Manon Schick

1974

Directrice de la Section suisse d'Amnesty International, Lausanne

"Ce qui me motive le plus, c’est de donner de l’énergie et de l’espoir – à travers mes interviews, mes conférences, mais aussi avec mes collègues – en montrant que si l’on regroupe nos forces, on peut changer le monde."

Mon parcours

Directrice de la Section suisse d’Amnesty International depuis 2011, auparavant déjà employée par Amnesty International (dès 2004) en tant que porte-parole pour la Suisse romande puis directrice du travail médias et du lobbying pour toute la Suisse.

Ce qui me passionne, c’est de pouvoir changer la vie des gens. Travailler pour une organisation de défense des droits humains est une chance incroyable. Le fait de pouvoir améliorer le monde, même à une petite échelle, donne du sens à mes journées et à ma vie en général. Ce qui me motive le plus, c’est de donner de l’énergie et de l’espoir – à travers mes interviews, mes conférences, mais aussi avec mes collègues – en montrant que si l’on regroupe nos forces, on peut changer le monde.

Mon parcours. Je n’ai pas planifié ma carrière. Les opportunités de gravir les échelons au sein d’Amnesty International Suisse se sont présentées un peu par hasard. Ce qui était clef, c’est que des personnes m’ont toujours fait confiance : mes parents tout d’abord, qui m’ont dit que rien n’était impossible, mes enseignant-e-s qui m’ont poussée mais qui m’ont aussi soutenue dans mes activités extrascolaires, des collègues et des chefs dans chacun de mes jobs qui ont cru en mes compétences et m’ont donné des responsabilités, alors que j’étais encore jeune et inexpérimentée. J’ai la chance de bénéficier du soutien d’une équipe formidable, très motivée, et surtout de nombreuses et nombreux bénévoles qui s’engagent souvent depuis des années.

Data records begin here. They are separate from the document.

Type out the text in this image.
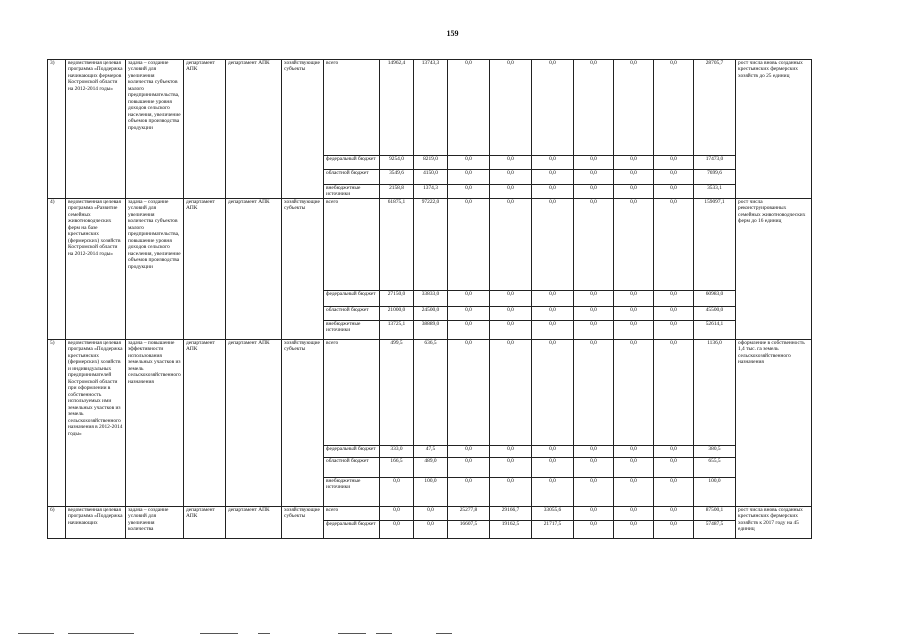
159
3)	ведомственная целевая программа «Поддержка начинающих фермеров Костромской области на 2012-2014 годы»	задача – создание условий для увеличения количества субъектов малого предпринимательства, повышение уровня доходов сельского населения, увеличение объемов производства продукции	департамент АПК	департамент АПК	хозяйствующие субъекты	всего	14962,4	13743,3	0,0	0,0	0,0	0,0	0,0	0,0	28705,7	рост числа вновь созданных крестьянских фермерских хозяйств до 25 единиц
						федеральный бюджет	9254,0	8219,0	0,0	0,0	0,0	0,0	0,0	0,0	17473,0	
						областной бюджет	3549,6	4150,0	0,0	0,0	0,0	0,0	0,0	0,0	7699,6	
						внебюджетные источники	2158,8	1374,3	0,0	0,0	0,0	0,0	0,0	0,0	3533,1	
4)	ведомственная целевая программа «Развитие семейных животноводческих ферм на базе крестьянских (фермерских) хозяйств Костромской области на 2012-2014 годы»	задача – создание условий для увеличения количества субъектов малого предпринимательства, повышение уровня доходов сельского населения, увеличение объемов производства продукции	департамент АПК	департамент АПК	хозяйствующие субъекты	всего	61875,1	97222,0	0,0	0,0	0,0	0,0	0,0	0,0	159097,1	рост числа реконструированных семейных животноводческих ферм до 16 единиц
						федеральный бюджет	27150,0	33833,0	0,0	0,0	0,0	0,0	0,0	0,0	60983,0	
						областной бюджет	21000,0	24500,0	0,0	0,0	0,0	0,0	0,0	0,0	45500,0	
						внебюджетные источники	13725,1	38889,0	0,0	0,0	0,0	0,0	0,0	0,0	52614,1	
5)	ведомственная целевая программа «Поддержка крестьянских (фермерских) хозяйств и индивидуальных предпринимателей Костромской области при оформлении в собственность используемых ими земельных участков из земель сельскохозяйственного назначения в 2012-2014 годы»	задача – повышение эффективности использования земельных участков из земель сельскохозяйственного назначения	департамент АПК	департамент АПК	хозяйствующие субъекты	всего	499,5	636,5	0,0	0,0	0,0	0,0	0,0	0,0	1136,0	оформление в собственность 1,4 тыс. га земель сельскохозяйственного назначения
						федеральный бюджет	333,0	47,5	0,0	0,0	0,0	0,0	0,0	0,0	380,5	
						областной бюджет	166,5	489,0	0,0	0,0	0,0	0,0	0,0	0,0	655,5	
						внебюджетные источники	0,0	100,0	0,0	0,0	0,0	0,0	0,0	0,0	100,0	
6)	ведомственная целевая программа «Поддержка начинающих	задача – создание условий для увеличения количества	департамент АПК	департамент АПК	хозяйствующие субъекты	всего	0,0	0,0	25277,8	29166,7	33055,6	0,0	0,0	0,0	87500,1	рост числа вновь созданных крестьянских фермерских хозяйств к 2017 году на 45 единиц
						федеральный бюджет	0,0	0,0	16607,5	19162,5	21717,5	0,0	0,0	0,0	57487,5	
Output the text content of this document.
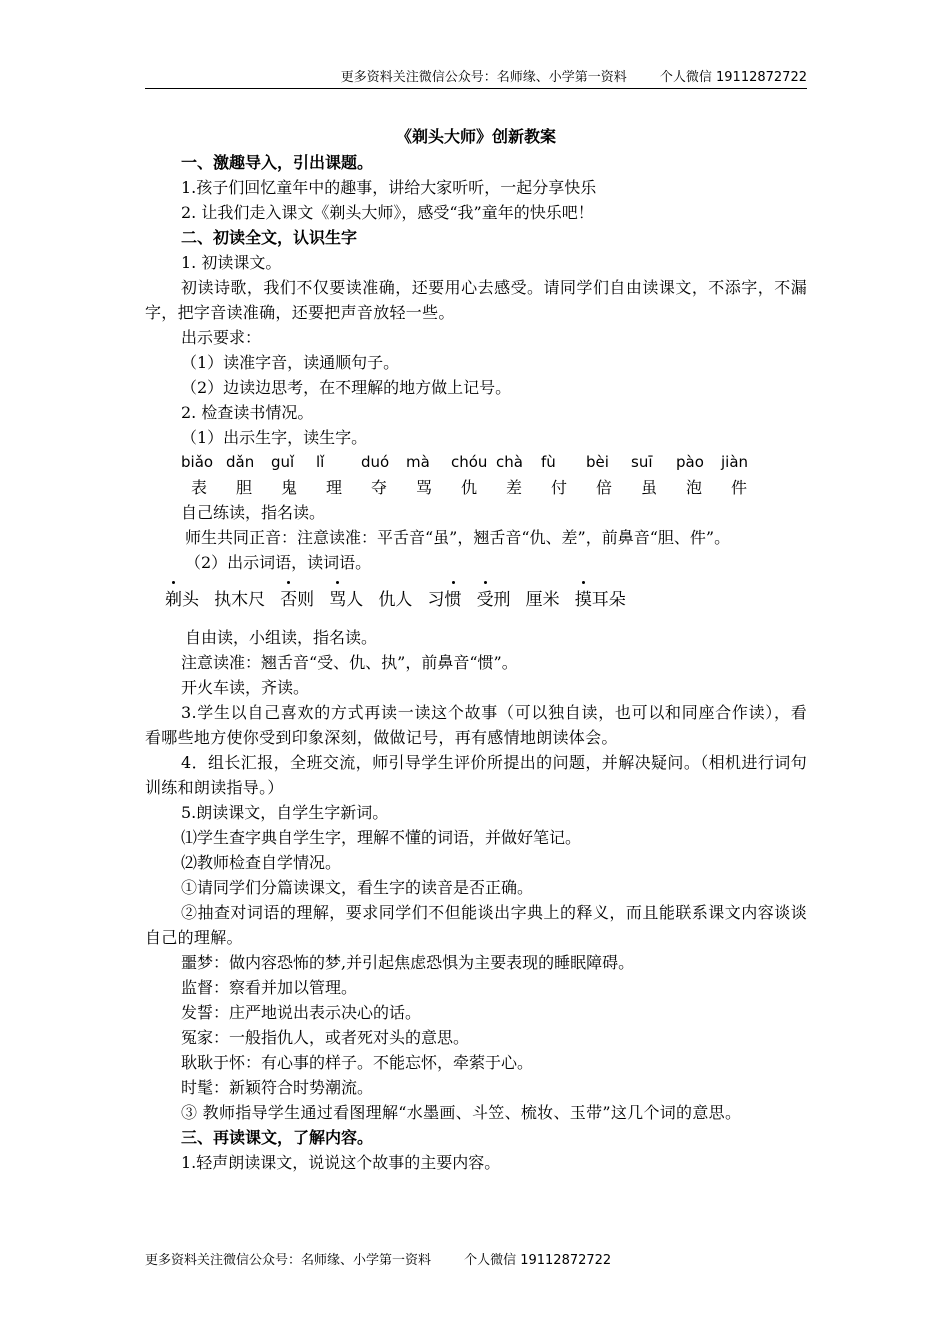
更多资料关注微信公众号：名师缘、小学第一资料	个人微信 19112872722
《剃头大师》创新教案
一、激趣导入，引出课题。
1.孩子们回忆童年中的趣事，讲给大家听听，一起分享快乐
2. 让我们走入课文《剃头大师》，感受“我”童年的快乐吧！
二、初读全文，认识生字
1. 初读课文。
初读诗歌，我们不仅要读准确，还要用心去感受。请同学们自由读课文，不添字，不漏字，把字音读准确，还要把声音放轻一些。
出示要求：
（1）读准字音，读通顺句子。
（2）边读边思考，在不理解的地方做上记号。
2. 检查读书情况。
（1）出示生字，读生字。
biǎo dǎn	guǐ	lǐ	duó	mà	chóu chà	fù	bèi	suī	pào	jiàn
表	胆	鬼	理	夺	骂	仇	差	付	倍	虽	泡	件
自己练读，指名读。
师生共同正音：注意读准：平舌音“虽”，翘舌音“仇、差”，前鼻音“胆、件”。
（2）出示词语，读词语。
剃头 执木尺 否则 骂人 仇人 习惯 受刑 厘米 摸耳朵
自由读，小组读，指名读。
注意读准：翘舌音“受、仇、执”，前鼻音“惯”。
开火车读，齐读。
3.学生以自己喜欢的方式再读一读这个故事（可以独自读，也可以和同座合作读），看看哪些地方使你受到印象深刻，做做记号，再有感情地朗读体会。
4．组长汇报，全班交流，师引导学生评价所提出的问题，并解决疑问。（相机进行词句训练和朗读指导。）
5.朗读课文，自学生字新词。
⑴学生查字典自学生字，理解不懂的词语，并做好笔记。
⑵教师检查自学情况。
①请同学们分篇读课文，看生字的读音是否正确。
②抽查对词语的理解，要求同学们不但能谈出字典上的释义，而且能联系课文内容谈谈自己的理解。
噩梦：做内容恐怖的梦,并引起焦虑恐惧为主要表现的睡眠障碍。
监督：察看并加以管理。
发誓：庄严地说出表示决心的话。
冤家：一般指仇人，或者死对头的意思。
耿耿于怀：有心事的样子。不能忘怀，牵萦于心。
时髦：新颖符合时势潮流。
③ 教师指导学生通过看图理解“水墨画、斗笠、梳妆、玉带”这几个词的意思。
三、再读课文，了解内容。
1.轻声朗读课文，说说这个故事的主要内容。
更多资料关注微信公众号：名师缘、小学第一资料	个人微信 19112872722
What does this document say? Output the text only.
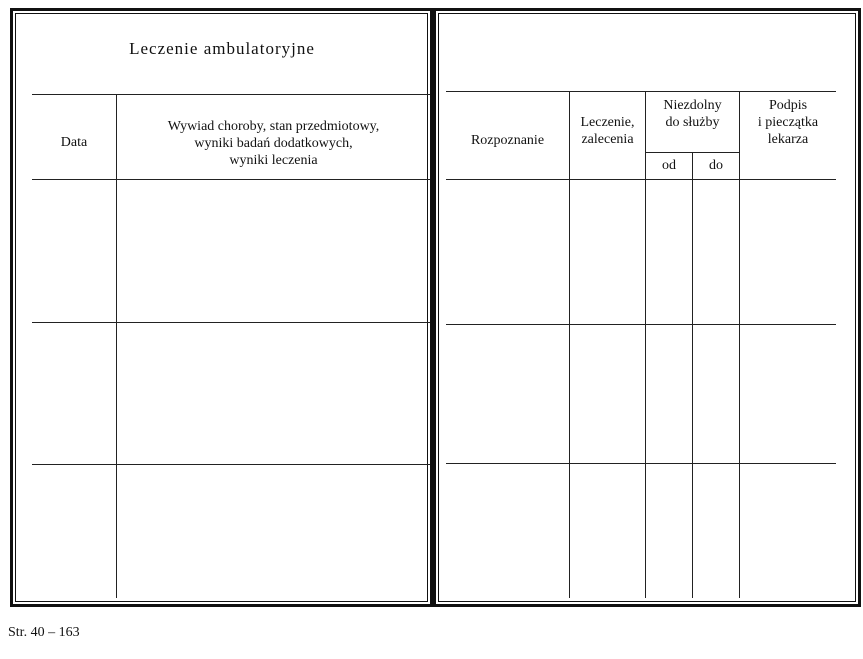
Leczenie ambulatoryjne
Data
Wywiad choroby, stan przedmiotowy,
wyniki badań dodatkowych,
wyniki leczenia
Rozpoznanie
Leczenie,
zalecenia
Niezdolny
do służby
od	do
Podpis
i pieczątka
lekarza
Str. 40 – 163
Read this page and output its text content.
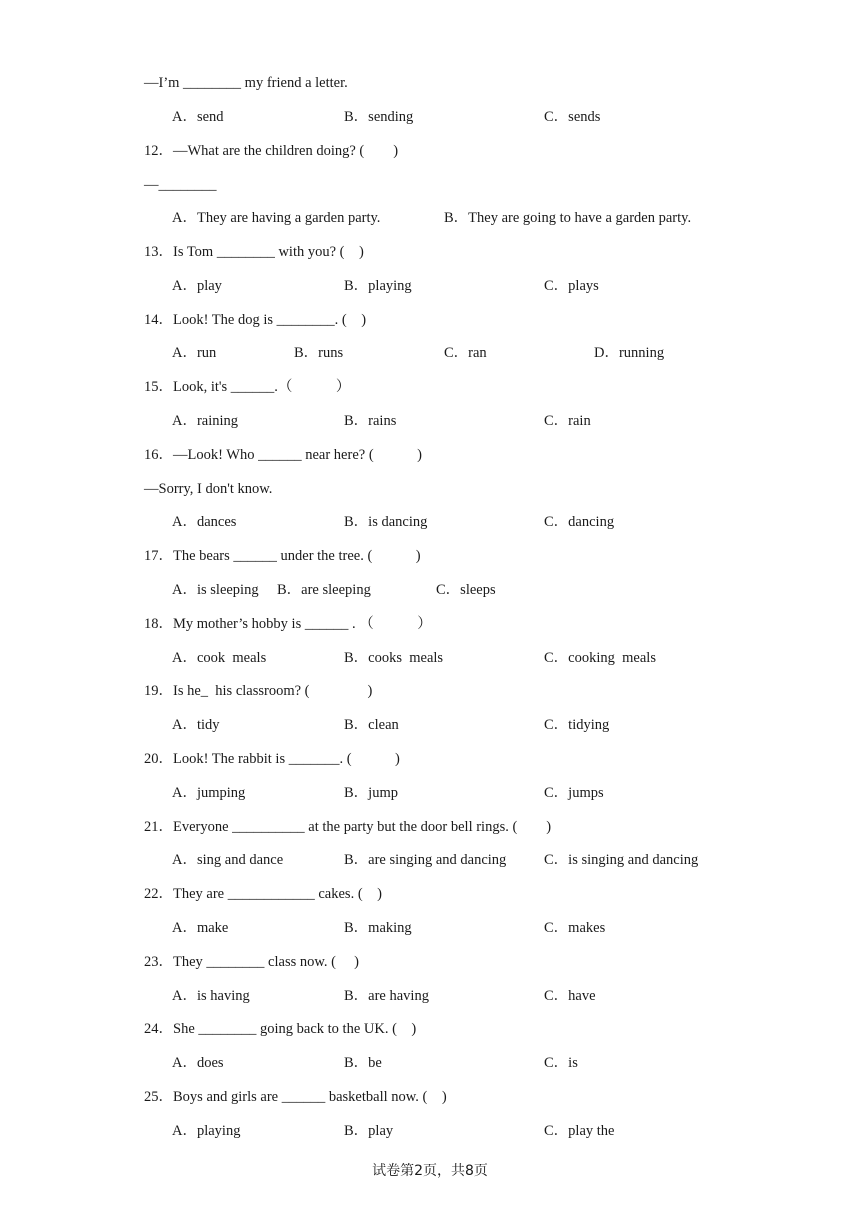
—I’m ________ my friend a letter.
A．send	B．sending	C．sends
12．—What are the children doing? (　　)
—________
A．They are having a garden party.	B．They are going to have a garden party.
13．Is Tom ________ with you? (　)
A．play	B．playing	C．plays
14．Look! The dog is ________. (　)
A．run	B．runs	C．ran	D．running
15．Look, it's ______.（　　　）
A．raining	B．rains	C．rain
16．—Look! Who ______ near here? (　　　)
—Sorry, I don't know.
A．dances	B．is dancing	C．dancing
17．The bears ______ under the tree. (　　　)
A．is sleeping B．are sleeping	C．sleeps
18．My mother’s hobby is ______ . （　　　）
A．cook  meals	B．cooks  meals	C．cooking  meals
19．Is he_  his classroom? (　　　　)
A．tidy	B．clean	C．tidying
20．Look! The rabbit is _______. (　　　)
A．jumping	B．jump	C．jumps
21．Everyone __________ at the party but the door bell rings. (　　)
A．sing and dance	B．are singing and dancing	C．is singing and dancing
22．They are ____________ cakes. (　)
A．make	B．making	C．makes
23．They ________ class now. (　 )
A．is having	B．are having	C．have
24．She ________ going back to the UK. (　)
A．does	B．be	C．is
25．Boys and girls are ______ basketball now. (　)
A．playing	B．play	C．play the
试卷第2页，共8页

Un bémol, des obstacles ? Les déceptions sont nombreuses quand on s’engage pour la défense des droits fondamentaux. Retours en arrière, lois discriminatoires décidées par des président-e-s, ou même assassinats de personnes qui se mobilisent dans leur pays : les occasions de déprimer ne manquent hélas pas ! Mais je m’interdis de baisser les bras, car ailleurs sur cette planète, des défenseurs et défenseuses des droits humains ont besoin de notre soutien, aujourd’hui plus que jamais !

Je n’ai jamais rencontré d’obstacle parce que j’étais une femme. Au contraire, j’ai même bénéficié de discrimination positive car Amnesty International Suisse voulait promouvoir l’accès à des postes à responsabilité pour des femmes. Le poste de cadre était réservé à une femme. J’ai postulé et j’ai ainsi pu diriger une petite équipe alors que je n’avais pas d’expérience dans ce domaine.

Je suis fière à chaque fois qu’Amnesty International permet une libération d’un ou d’une prisonnière d’opinion, empêche l’éviction forcée de communautés indigènes, ou obtient un changement de loi qui autorise l’union entre personnes de même sexe, je me sens fière d’appartenir à ce mouvement qui rend ces progrès possibles. En Suisse, je suis fière d’avoir développé l’éducation aux droits humains dans les écoles et auprès du grand public, et les commentaires positifs des jeunes qui s’engagent avec Amnesty me convainquent que c’était le bon choix.

À la Proust

Cet encart vous est présenté dans sa langue d’origine
Au-delà de votre profession

Lecture, cuisine et voyages.

Des personnes qui vous inspirent

Ruth Dreifuss, parce qu’elle n’a jamais cessé de s’engager, et Nelson Mandela qui représente le modèle absolu.

Un livre & un film

Un long chemin vers la liberté (Nelson Mandela) et Cry Freedom (Richard Attenborough) ou Une saison blanche et sèche (Euzhan Palcy).

Un modèle

Je citais toujours un homme, Nelson Mandela, et les femmes modèles manquaient, parce que leur combat est moins médiatisé. J’ai donc écrit Mes héroïnes, des femmes qui s’engagent, pour rendre hommage à ces femmes engagées invisibles.

Un objet

L’objet qui représente Amnesty International : la bougie dont la flamme vacille parfois mais ne s’éteint jamais, et qui apporte de l’espoir même dans les ténèbres.

Une couleur

Le jaune, bien sûr !

Un rêve

Que tous les êtres humains sur cette planète puissent voir leurs droits respectés.